May 4 changed my life, and I truly believe Devo would not exist without that horror. It made me realize that all the Quasar color TVs, Swanson TV dinners, Corvettes, and sofa beds in the world didn't mean we were actually making progress. It meant the future could be not only as barbaric as the past, but that it most likely would be. The dystopian novels 1984, Animal Farm, and Brave New World suddenly seemed less like cautionary tales about the encroaching fusion of technological advances with the centralized, authoritarian power of the state, and more like subversive road maps to condition the intelligentsia for what was to come. 
As I started working with my Kent State poet friend, Bob Lewis, a philosophy emerged, fueled by the revelations that linear progress in a consumer society was a lie. Things were not getting better. There were no flying cars and domed cities, as promised in Popular Science; rather, there was a dumbing down of the population engineered by right-wing politicians, televangelists, and Madison Avenue.

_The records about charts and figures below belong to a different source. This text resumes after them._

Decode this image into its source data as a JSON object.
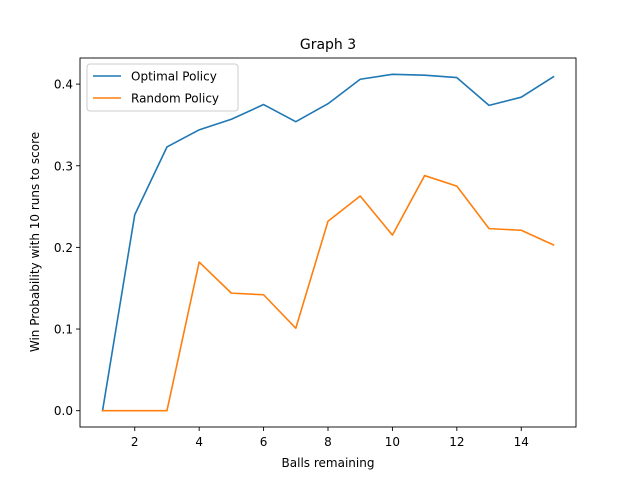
{
  "chart_data": {
    "type": "line",
    "title": "Graph 3",
    "xlabel": "Balls remaining",
    "ylabel": "Win Probability with 10 runs to score",
    "x": [
      1,
      2,
      3,
      4,
      5,
      6,
      7,
      8,
      9,
      10,
      11,
      12,
      13,
      14,
      15
    ],
    "xlim": [
      0.3,
      15.7
    ],
    "ylim": [
      -0.02,
      0.432
    ],
    "xticks": [
      2,
      4,
      6,
      8,
      10,
      12,
      14
    ],
    "yticks": [
      0.0,
      0.1,
      0.2,
      0.3,
      0.4
    ],
    "xtick_labels": [
      "2",
      "4",
      "6",
      "8",
      "10",
      "12",
      "14"
    ],
    "ytick_labels": [
      "0.0",
      "0.1",
      "0.2",
      "0.3",
      "0.4"
    ],
    "grid": false,
    "legend_position": "top-left",
    "series": [
      {
        "name": "Optimal Policy",
        "color": "#1f77b4",
        "values": [
          0.0,
          0.24,
          0.323,
          0.344,
          0.357,
          0.375,
          0.354,
          0.376,
          0.406,
          0.412,
          0.411,
          0.408,
          0.374,
          0.384,
          0.409
        ]
      },
      {
        "name": "Random Policy",
        "color": "#ff7f0e",
        "values": [
          0.0,
          0.0,
          0.0,
          0.182,
          0.144,
          0.142,
          0.101,
          0.232,
          0.263,
          0.215,
          0.288,
          0.275,
          0.223,
          0.221,
          0.203
        ]
      }
    ]
  }
}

I called what we saw “De-evolution,” based upon the tendency toward entropy across all human endeavors. Borrowing the tactics of the Mad Men-era of our childhood, we shortened the name of the idea to the marketing-friendly “Devo.” We were not left-wing politicos. We were more informed by Jungian principles of duality in human nature, and we realized human flaws spread out across the political spectrum. Hence: “We’re All Devo,” an idea from which we did not exempt ourselves.